Phase Noise to Jitter Conversion & Relationship

- notes and details about the relationship between phase noise & phase jitter and the conversion process and techniques.

Phase noise and phase jitter are two ways of looking at the same parameter of a signal.

In view of the fact that they are linked it is necessary to have an understanding of exactly what each one means, and the phase noise to jitter relationship and conversion.

Both formats: phase noise and phase jitter have their uses and are equally valid but are easier to use in different applications..

Phase noise & phase jitter

Phase noise and phase jitter are both ways of describing what is effectively the same parameter. Phase noise describes the performance in the frequency domain, whereas the phase jitter performance in the time domain.

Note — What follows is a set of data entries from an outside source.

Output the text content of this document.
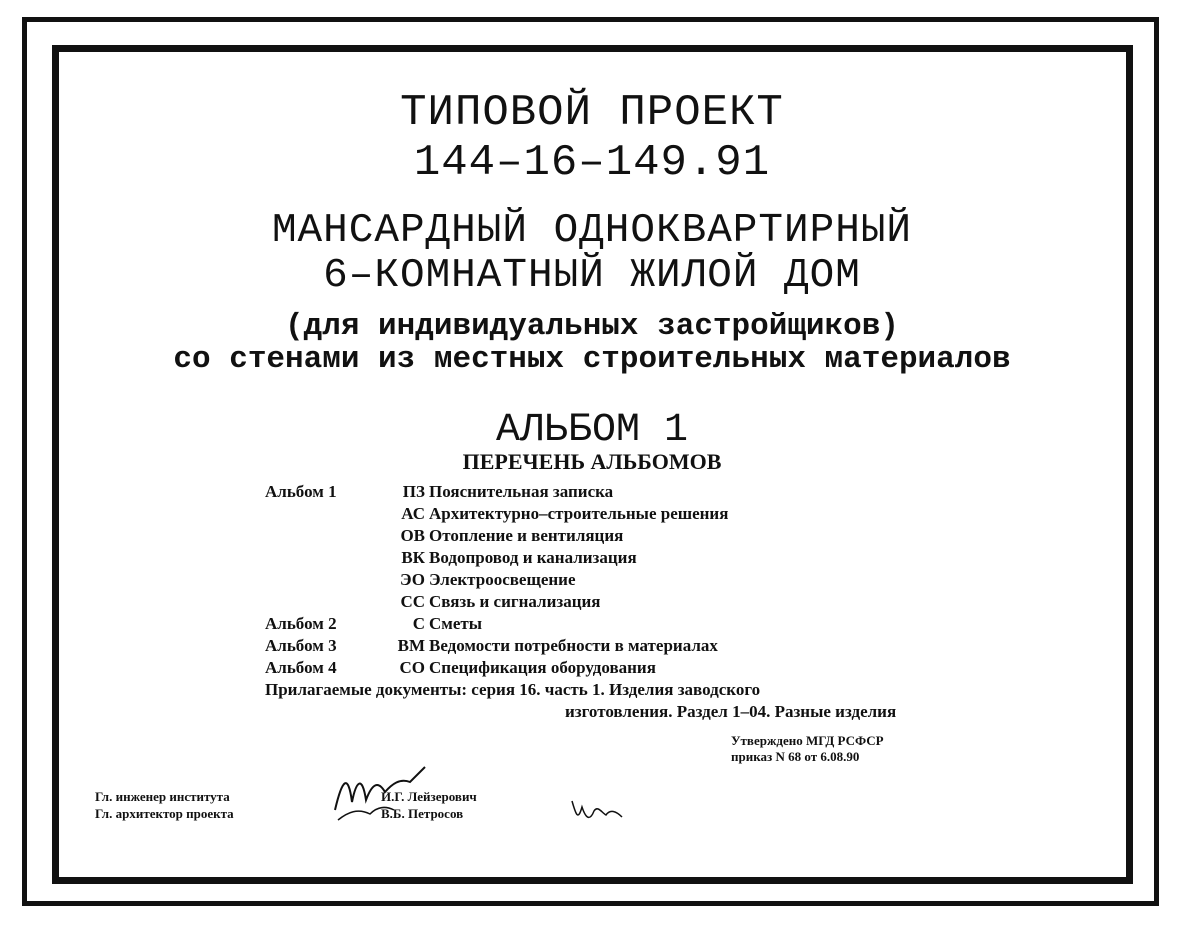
ТИПОВОЙ ПРОЕКТ
144–16–149.91
МАНСАРДНЫЙ ОДНОКВАРТИРНЫЙ
6–КОМНАТНЫЙ ЖИЛОЙ ДОМ
(для индивидуальных застройщиков)
со стенами из местных строительных материалов
АЛЬБОМ 1
ПЕРЕЧЕНЬ АЛЬБОМОВ
Альбом 1	ПЗ Пояснительная записка
АС Архитектурно–строительные решения
ОВ Отопление и вентиляция
ВК Водопровод и канализация
ЭО Электроосвещение
СС Связь и сигнализация
Альбом 2	С Сметы
Альбом 3	ВМ Ведомости потребности в материалах
Альбом 4	СО Спецификация оборудования
Прилагаемые документы: серия 16. часть 1. Изделия заводского
изготовления. Раздел 1–04. Разные изделия
Утверждено МГД РСФСР
приказ N 68 от 6.08.90
Гл. инженер института	И.Г. Лейзерович
Гл. архитектор проекта	В.Б. Петросов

The choice of which domain to use depends upon the application and the way the figures are best expressed.

Typically for RF applications such as signal sources and systems used for transmission and reception of digital signals (including satellite systems) phase noise, i.e. frequency domain is the normal method used.

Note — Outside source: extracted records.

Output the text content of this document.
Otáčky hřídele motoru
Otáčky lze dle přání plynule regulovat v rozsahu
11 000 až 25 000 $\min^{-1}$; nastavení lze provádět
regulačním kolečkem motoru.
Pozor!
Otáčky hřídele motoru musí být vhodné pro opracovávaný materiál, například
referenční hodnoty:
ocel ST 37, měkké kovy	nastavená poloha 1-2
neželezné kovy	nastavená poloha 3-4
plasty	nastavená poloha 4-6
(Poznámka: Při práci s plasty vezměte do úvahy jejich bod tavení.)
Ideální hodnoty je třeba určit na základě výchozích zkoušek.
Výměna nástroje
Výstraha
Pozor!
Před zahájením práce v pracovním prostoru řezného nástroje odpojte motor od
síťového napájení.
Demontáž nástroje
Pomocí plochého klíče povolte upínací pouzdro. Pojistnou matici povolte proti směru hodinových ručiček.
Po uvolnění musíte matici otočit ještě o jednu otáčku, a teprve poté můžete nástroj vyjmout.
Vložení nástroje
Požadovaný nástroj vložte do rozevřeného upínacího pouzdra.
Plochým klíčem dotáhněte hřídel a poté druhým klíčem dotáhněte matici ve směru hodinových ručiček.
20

However for applications such as TDM (time division multiplexing) systems will be interested in phase jitter far more as poor jitter performance can result in data clashes and an increased number of data re-sends.

However it is not unusual for the phase jitter performance of an RF system to be quoted in terms of phase jitter. Under these circumstances it is necessary to understand the phase noise / phase jitter relationship, and to be able to apply a phase noise to phase jitter conversion.

Phase noise and phase jitter units

Phase noise and phase jitter are measured using different units as they are parameters using different domains.

  • Phase noise:   Phase noise is typically measured in dBc/Hz at a given offset from the carrier. This is the noise power in a 1 Hz bandwidth at the offset from the carrier.
  • Phase jitter:   Phase jitter is measured in radians rms. This indicates the angular jitter from the steady carrier.